06 Juni 2008

Menanti Kelahiran Anakku


Cemas, khawatir dan bahagia campur aduk menjadi satu. Sebentar lagi anakku yang pertama lahir ke dunia ini.
Aq bahagia karena sebentar lagi akan hadir pasukan perang kecilku. Sniper yang kutunggu-tunggu untuk membantuku membidik ketidakadilan yang terjadi di kota ini. Jakartaku, ibukotaku yang mulai rusuh tak kondusif. Setelah aksi besar-besaran menolak kenaikan BBM yang digelar mahasiswa dan berujung bentrok di berbagai titik dengan aparat kepolisian, muncul aksi mogok angkot besar-besaran yang membuat ribuan penumpang telantar. Para sopir menaikkan tarif angkutan seenaknya. Harga sembako pun juga ikut melonjak naik.
Belum usai penanganan kasus penyerbuan polisi ke kampus Unas, Jakarta kembali rusuh akibat ulah massa Front Pembela Islam yang menyerang massa Aliansi Kebangsaan untuk Kebebasan Beragama dan Berkeyakinan (AKKBB) di silang Monas.

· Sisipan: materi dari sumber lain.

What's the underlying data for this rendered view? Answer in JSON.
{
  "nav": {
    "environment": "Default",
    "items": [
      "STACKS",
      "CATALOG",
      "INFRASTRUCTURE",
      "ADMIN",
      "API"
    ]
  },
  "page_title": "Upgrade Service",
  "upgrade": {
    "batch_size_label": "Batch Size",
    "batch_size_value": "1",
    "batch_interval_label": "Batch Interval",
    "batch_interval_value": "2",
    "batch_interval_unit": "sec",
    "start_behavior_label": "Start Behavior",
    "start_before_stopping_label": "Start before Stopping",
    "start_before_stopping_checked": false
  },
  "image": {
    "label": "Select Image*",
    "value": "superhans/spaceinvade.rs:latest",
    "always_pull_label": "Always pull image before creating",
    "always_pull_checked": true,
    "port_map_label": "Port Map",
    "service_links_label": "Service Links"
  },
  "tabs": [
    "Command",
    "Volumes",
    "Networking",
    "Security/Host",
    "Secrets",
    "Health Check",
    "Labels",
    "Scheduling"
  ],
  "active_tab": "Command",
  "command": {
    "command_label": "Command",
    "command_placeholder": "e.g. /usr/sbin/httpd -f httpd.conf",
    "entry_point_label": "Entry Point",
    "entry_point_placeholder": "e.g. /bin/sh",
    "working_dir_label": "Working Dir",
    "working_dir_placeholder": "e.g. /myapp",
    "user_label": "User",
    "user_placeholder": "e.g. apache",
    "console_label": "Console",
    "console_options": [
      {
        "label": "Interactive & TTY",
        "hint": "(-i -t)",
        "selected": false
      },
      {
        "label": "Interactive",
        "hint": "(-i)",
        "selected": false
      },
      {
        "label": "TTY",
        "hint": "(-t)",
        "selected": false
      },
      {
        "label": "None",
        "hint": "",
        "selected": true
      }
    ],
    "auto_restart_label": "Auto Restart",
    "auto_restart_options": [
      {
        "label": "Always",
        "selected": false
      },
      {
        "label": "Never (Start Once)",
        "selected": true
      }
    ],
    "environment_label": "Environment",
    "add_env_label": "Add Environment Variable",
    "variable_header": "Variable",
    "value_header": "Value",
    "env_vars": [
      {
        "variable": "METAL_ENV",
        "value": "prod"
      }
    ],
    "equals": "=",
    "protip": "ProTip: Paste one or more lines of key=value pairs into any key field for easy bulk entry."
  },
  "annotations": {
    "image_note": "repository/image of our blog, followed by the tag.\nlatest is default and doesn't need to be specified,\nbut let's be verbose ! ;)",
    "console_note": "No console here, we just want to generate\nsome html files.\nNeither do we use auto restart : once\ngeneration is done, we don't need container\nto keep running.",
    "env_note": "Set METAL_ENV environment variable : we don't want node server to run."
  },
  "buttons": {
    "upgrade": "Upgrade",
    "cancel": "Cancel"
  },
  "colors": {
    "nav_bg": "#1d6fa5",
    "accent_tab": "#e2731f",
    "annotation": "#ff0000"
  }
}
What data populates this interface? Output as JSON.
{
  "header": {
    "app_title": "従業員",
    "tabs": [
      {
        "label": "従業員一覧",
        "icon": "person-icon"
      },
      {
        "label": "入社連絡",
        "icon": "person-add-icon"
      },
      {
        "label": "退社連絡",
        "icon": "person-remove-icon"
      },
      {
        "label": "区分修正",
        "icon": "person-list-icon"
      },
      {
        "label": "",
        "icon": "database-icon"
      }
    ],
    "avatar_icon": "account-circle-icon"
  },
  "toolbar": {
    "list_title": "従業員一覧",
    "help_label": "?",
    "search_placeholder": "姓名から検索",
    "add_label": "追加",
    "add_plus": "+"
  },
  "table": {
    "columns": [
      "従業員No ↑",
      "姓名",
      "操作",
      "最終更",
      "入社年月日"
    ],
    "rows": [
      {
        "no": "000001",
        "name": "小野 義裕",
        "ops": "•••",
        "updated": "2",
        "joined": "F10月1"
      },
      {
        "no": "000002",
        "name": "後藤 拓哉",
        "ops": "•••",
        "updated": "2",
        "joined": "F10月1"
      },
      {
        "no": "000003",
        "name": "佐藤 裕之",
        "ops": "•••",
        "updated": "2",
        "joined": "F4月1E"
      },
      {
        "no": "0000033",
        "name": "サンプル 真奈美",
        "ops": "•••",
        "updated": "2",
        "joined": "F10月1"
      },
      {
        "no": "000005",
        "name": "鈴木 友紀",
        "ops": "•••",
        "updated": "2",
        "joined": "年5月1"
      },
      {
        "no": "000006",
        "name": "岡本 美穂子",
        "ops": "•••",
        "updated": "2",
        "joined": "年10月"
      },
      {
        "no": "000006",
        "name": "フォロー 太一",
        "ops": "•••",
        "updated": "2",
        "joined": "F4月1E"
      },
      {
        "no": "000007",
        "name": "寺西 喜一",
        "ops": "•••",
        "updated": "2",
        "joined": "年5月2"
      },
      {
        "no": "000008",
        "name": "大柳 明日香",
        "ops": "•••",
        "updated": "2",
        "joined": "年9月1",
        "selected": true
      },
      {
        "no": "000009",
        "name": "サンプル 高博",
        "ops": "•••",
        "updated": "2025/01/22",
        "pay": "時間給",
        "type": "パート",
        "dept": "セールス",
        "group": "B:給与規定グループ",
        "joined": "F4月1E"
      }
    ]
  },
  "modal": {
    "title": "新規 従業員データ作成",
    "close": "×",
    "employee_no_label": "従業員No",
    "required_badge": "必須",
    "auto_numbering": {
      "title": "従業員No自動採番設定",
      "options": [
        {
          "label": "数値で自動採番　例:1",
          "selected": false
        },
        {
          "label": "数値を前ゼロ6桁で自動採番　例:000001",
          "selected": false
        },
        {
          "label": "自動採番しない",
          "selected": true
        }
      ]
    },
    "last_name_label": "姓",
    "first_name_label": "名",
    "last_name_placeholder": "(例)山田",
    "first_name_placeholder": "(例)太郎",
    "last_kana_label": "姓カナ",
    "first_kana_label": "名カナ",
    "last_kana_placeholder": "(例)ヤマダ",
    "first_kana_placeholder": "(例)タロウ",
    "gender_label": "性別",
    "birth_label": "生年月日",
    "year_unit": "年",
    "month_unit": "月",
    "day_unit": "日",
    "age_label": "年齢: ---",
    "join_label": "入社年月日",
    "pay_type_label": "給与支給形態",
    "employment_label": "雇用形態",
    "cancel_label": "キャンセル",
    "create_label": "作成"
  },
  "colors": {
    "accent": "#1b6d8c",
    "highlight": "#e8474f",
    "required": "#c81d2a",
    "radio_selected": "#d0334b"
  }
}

Setiap pulang liputan dari Merdeka Selatan, aq lihat sepanjang Jalan KS Tubun atau kampung Petamburan mencekam. Ratusan massa FPI memblokir jalan. Truk polisi dan ratusan serse juga berkeliaran di seputaran kawasan tersebut. Untuk ke kantor, aq tak lagi melewati jalan itu seperti hari-hari biasanya. Aq lebih senang memutar lewat Kemanggisan, Kebon Jeruk.
Daripada saat melintas terjadi kerusuhan lagi, bakal berape jadinya. Apalagi anakku mau lahir, sementara istriku sedang menunggu harap-harap cemas di rumah. Yah, aq masih ingat betul saat ratusan massa FPI menyerang membabi buta di Monas. Tidak hanya orang dewasa yang dikejar, dipukul dan diinjak-injak. Banyak juga ibu-ibu dan anak-anak yang lari tunggang langgang. Ditetapkannya pimpinan FPI Habib Riziek dan anak buahnya menjadi tersangka tidak lantas membuat Jakarta aman. Hal itu karena perang urat syaraf via media antara Gus Dur dan Habib Riziek telah memancing daerah bergolak. Terutama massa NU yang berniat menyerang markas FPI dan mengancam akan menyerbu Jakarta.
Masya Allah, anakku akan lahir di saat situasi tidak menentu. Persis seperti nyanyian Iwan Fals saat kelahiran anaknya. Galang rambu anarkhi yang lahir saat BBM melambung tinggi. Susu tak terbeli, anakku kurang gizi. (semoga ini tak terjadi pada anakku selama aq yakin terhadap Yang di Atas).
Kekhawatiran pada saat menjelang anakku lahir juga bukan lantaran situasi tidak menentu. Setelah dokter menyatakan istriku sudah bukaan satu, pikiranku langsung pusing tujuh keliling. Soalnya uang tabungan untuk kelahiran belum ada. Di tabungan hanya ada Rp 500 ribu. Itu pun terkadang harus dipotong-potong untuk keperluan dadakan. Ini ibukota. Apa-apa mahal. Kencing aja Rp 2000, begitu kata orang. Untuk satu kelahiran, minimal dibutuhkan Rp 3,5 juta hingga Rp 5 juta. Itu pun jika kondisi normal dan tidak terjadi apa-apa. Jika terjadi sesuatu, harus siap-siap dana lebih. Hal-hal itupun masuk dalam pikiranku. Meskipun, aq tetap yakin Tuhan tahu kondisiku saat ini.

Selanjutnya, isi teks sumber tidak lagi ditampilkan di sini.